Clin Res Cardiol (2022). https://doi.org/10.1007/s00392-022-02002-5

Disease severity is associated with distinct action potential shape in right ventricular myocardium of patients with congenital heart defects
H. E. Fürniss1, P. Iaconianni2, E. M. Wülfers2, J. Kroll3, B. Stiller1, P. Kohl2, E. Rog-Zielinska2, R. Peyronnet2
1Klinik für angeborene Herzfehler und Pädiatrische Kardiologie, Universitäts-Herzzentrum Freiburg - Bad Krozingen GmbH, Freiburg im Breisgau; 2Institut für Experimentelle Kardiovaskuläre Medizin, Universitäts-Herzzentrum Freiburg - Bad Krozingen GmbH, Freiburg im Breisgau; 3Klinik für Herz- und Gefäßchirurgie, Universitäts-Herzzentrum Freiburg - Bad Krozingen GmbH, Freiburg im Breisgau;

Despite significant improvements in clinical care over the past decades, patients with Tetralogy of Fallot (TOF) remain at increased risk for ventricular arrhythmias and sudden cardiac death. While for many years the surgical scars introduced during repair operation were assumed to be responsible for ventricular arrhythmias, more recent data gives evidence of pro-arrhythmic perturbations originating from right ventricular (RV) myocardium unaffected by surgical interventions. The aim of this study was therefore to investigate possible electrophysiological remodelling of the action potential (AP) and changes in arrhythmia susceptibility in RV myocardium of repaired and unrepaired TOF patients, compared to patients with a less severe congenital heart defect, the atrial septal defect (ASD).

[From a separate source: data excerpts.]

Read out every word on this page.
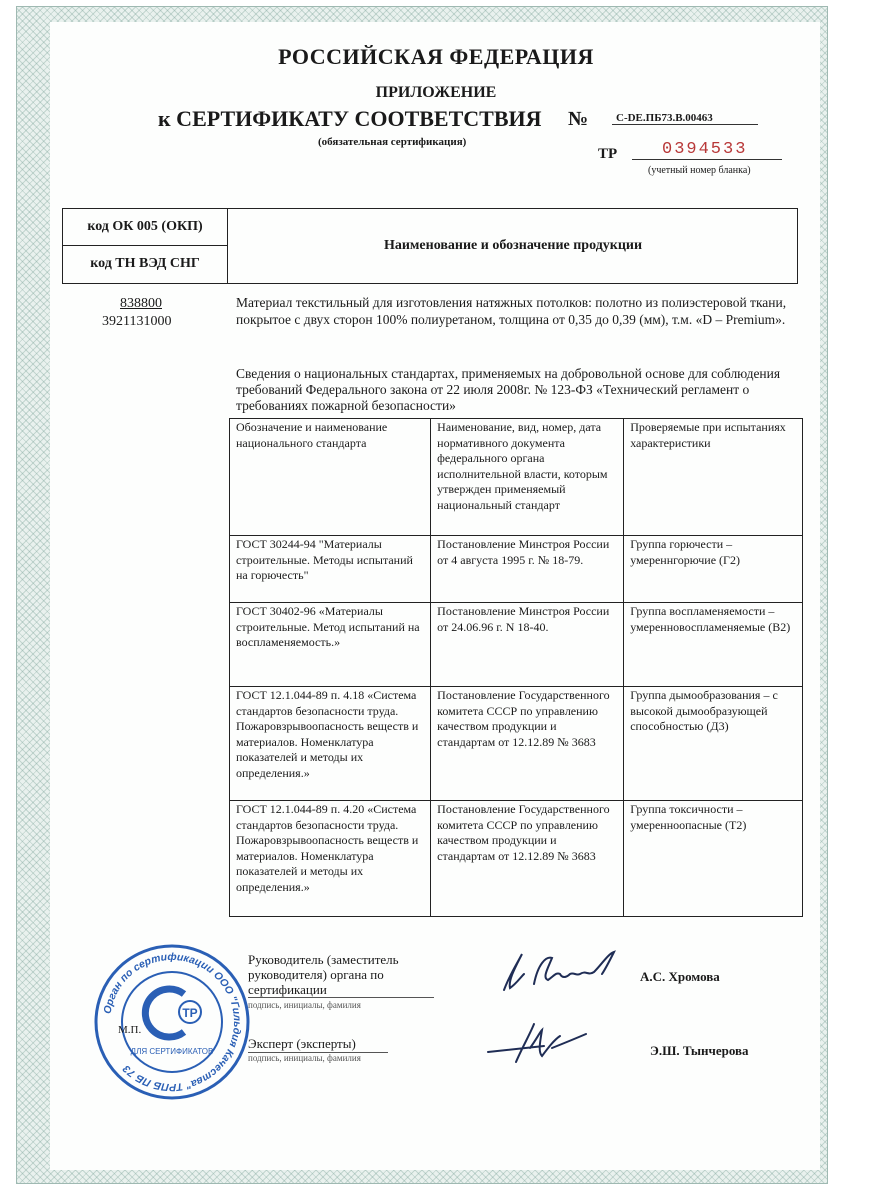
РОССИЙСКАЯ ФЕДЕРАЦИЯ
ПРИЛОЖЕНИЕ
к СЕРТИФИКАТУ СООТВЕТСТВИЯ №	C-DE.ПБ73.В.00463
(обязательная сертификация)
ТР	0394533
(учетный номер бланка)
код ОК 005 (ОКП)
код ТН ВЭД СНГ
Наименование и обозначение продукции
838800
3921131000
Материал текстильный для изготовления натяжных потолков: полотно из полиэстеровой ткани, покрытое с двух сторон 100% полиуретаном, толщина от 0,35 до 0,39 (мм), т.м. «D – Premium».
Сведения о национальных стандартах, применяемых на добровольной основе для соблюдения требований Федерального закона от 22 июля 2008г. № 123-ФЗ «Технический регламент о требованиях пожарной безопасности»
Обозначение и наименование национального стандарта	Наименование, вид, номер, дата нормативного документа федерального органа исполнительной власти, которым утвержден применяемый национальный стандарт	Проверяемые при испытаниях характеристики
ГОСТ 30244-94 "Материалы строительные. Методы испытаний на горючесть"	Постановление Минстроя России от 4 августа 1995 г. № 18-79.	Группа горючести – умереннгорючие (Г2)
ГОСТ 30402-96 «Материалы строительные. Метод испытаний на воспламеняемость.»	Постановление Минстроя России от 24.06.96 г. N 18-40.	Группа воспламеняемости – умеренновоспламеняемые (В2)
ГОСТ 12.1.044-89 п. 4.18 «Система стандартов безопасности труда. Пожаровзрывоопасность веществ и материалов. Номенклатура показателей и методы их определения.»	Постановление Государственного комитета СССР по управлению качеством продукции и стандартам от 12.12.89 № 3683	Группа дымообразования – с высокой дымообразующей способностью (Д3)
ГОСТ 12.1.044-89 п. 4.20 «Система стандартов безопасности труда. Пожаровзрывоопасность веществ и материалов. Номенклатура показателей и методы их определения.»	Постановление Государственного комитета СССР по управлению качеством продукции и стандартам от 12.12.89 № 3683	Группа токсичности – умеренноопасные (Т2)
Орган по сертификации ООО "Гильдия Качества" ТРПБ ПБ 73
ТР
ДЛЯ СЕРТИФИКАТОВ
М.П.
Руководитель (заместитель руководителя) органа по сертификации
подпись, инициалы, фамилия
А.С. Хромова
Эксперт (эксперты)
подпись, инициалы, фамилия	Э.Ш. Тынчерова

During operative repair or re-operation, RV outflow tract (RVOT) myectomies from 22 TOF patients (age 5 months – 56 years, median 11 months) and RVOT biopsies from 3 ASD patients (age 10 months – 10 years, median 10 months) were collected intraoperatively. The study has been approved by the Ethics Committee of the Albert-Ludwigs University Freiburg, and informed consent was given by all patients or their legal guardian. Intracellular AP were recorded from the live tissue samples at physiological temperature with different stimulation frequencies (0.5 – 4 Hz), using the sharp electrode technique. Thereafter, arrhythmias were provoked by perfusion first with a solution containing reduced potassium (from 4.7 to 2.0 mM) and 60 µM barium chloride, and then with a solution containing 1 µM isoprenaline. Association of electrophysiological characteristics (resting membrane potential, maximum upstroke velocity, AP amplitude and duration [APD] at 20%, 50%, and 90% repolarisation, area under the curve [AUC] at 90% repolarisation, occurrence of arrhythmias) and clinical parameters was analysed by a mixed linear effects model and binomial regression.

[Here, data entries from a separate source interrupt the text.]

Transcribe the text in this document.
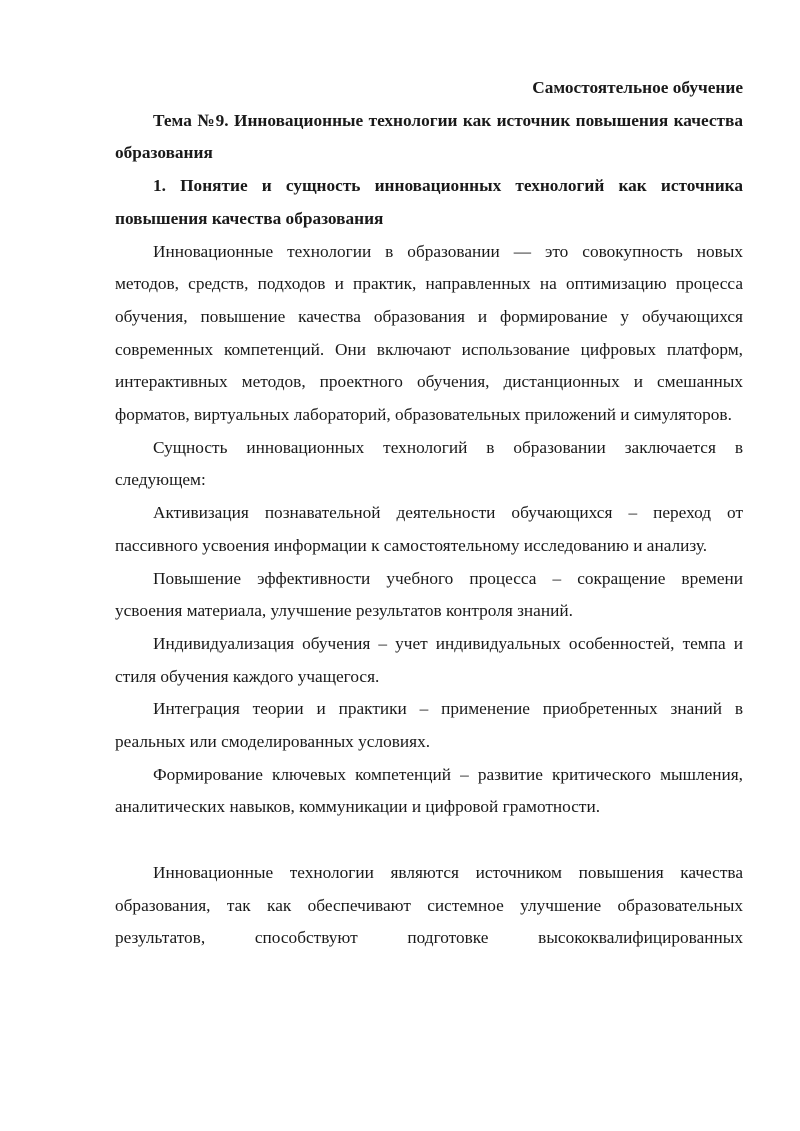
Самостоятельное обучение

Тема №9. Инновационные технологии как источник повышения качества образования

1. Понятие и сущность инновационных технологий как источника повышения качества образования

Инновационные технологии в образовании — это совокупность новых методов, средств, подходов и практик, направленных на оптимизацию процесса обучения, повышение качества образования и формирование у обучающихся современных компетенций. Они включают использование цифровых платформ, интерактивных методов, проектного обучения, дистанционных и смешанных форматов, виртуальных лабораторий, образовательных приложений и симуляторов.

Сущность инновационных технологий в образовании заключается в следующем:

Активизация познавательной деятельности обучающихся – переход от пассивного усвоения информации к самостоятельному исследованию и анализу.

Повышение эффективности учебного процесса – сокращение времени усвоения материала, улучшение результатов контроля знаний.

Индивидуализация обучения – учет индивидуальных особенностей, темпа и стиля обучения каждого учащегося.

Интеграция теории и практики – применение приобретенных знаний в реальных или смоделированных условиях.

Формирование ключевых компетенций – развитие критического мышления, аналитических навыков, коммуникации и цифровой грамотности.

Инновационные технологии являются источником повышения качества образования, так как обеспечивают системное улучшение образовательных результатов, способствуют подготовке высококвалифицированных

Arrhythmias in the form of early afterdepolarisations, stimulation-independent extrasystoles and couplets, as well as APD alternans and/or impaired APD restitution manifested frequently (17/22 patients) in TOF tissue, while they were rare or absent in ASD samples. Longer APD and larger AUC were positively associated with higher disease severity, i.e. patients requiring re-operation, TOF patients, prolonged QRS duration, proBNP elevation, pre-operative ß-blocker treatment, normal and severely elevated (but not moderate) echocardiographic RV to main pulmonary artery (PA) pressure gradient, and occurrence of tissue arrhythmias. In contrast, shorter AP with smaller amplitude and slower AP upstroke were positively related to pre-operative cyanosis and moderate echocardiographic RV to PA gradient. Age, and occurrence of clinical arrhythmias, which were of supraventricular or junctional but not ventricular origin in our patients, did not show relevant association with specific AP changes.

In conclusion, we were able to identify two distinct AP morphologies in our patients: severely diseased acyanotic patients with a more “heart failure-like” phenotype and arrhythmic tissue showed longer and larger AP, while cyanotic patients and those with moderate RVOT obstruction presented smaller and shorter AP. TOF patients exhibited relevant arrhythmic activity in RVOT tissue already at a very young age and before clinical manifestation of ventricular arrhythmias, calling for further investigations into possible underlying mechanisms.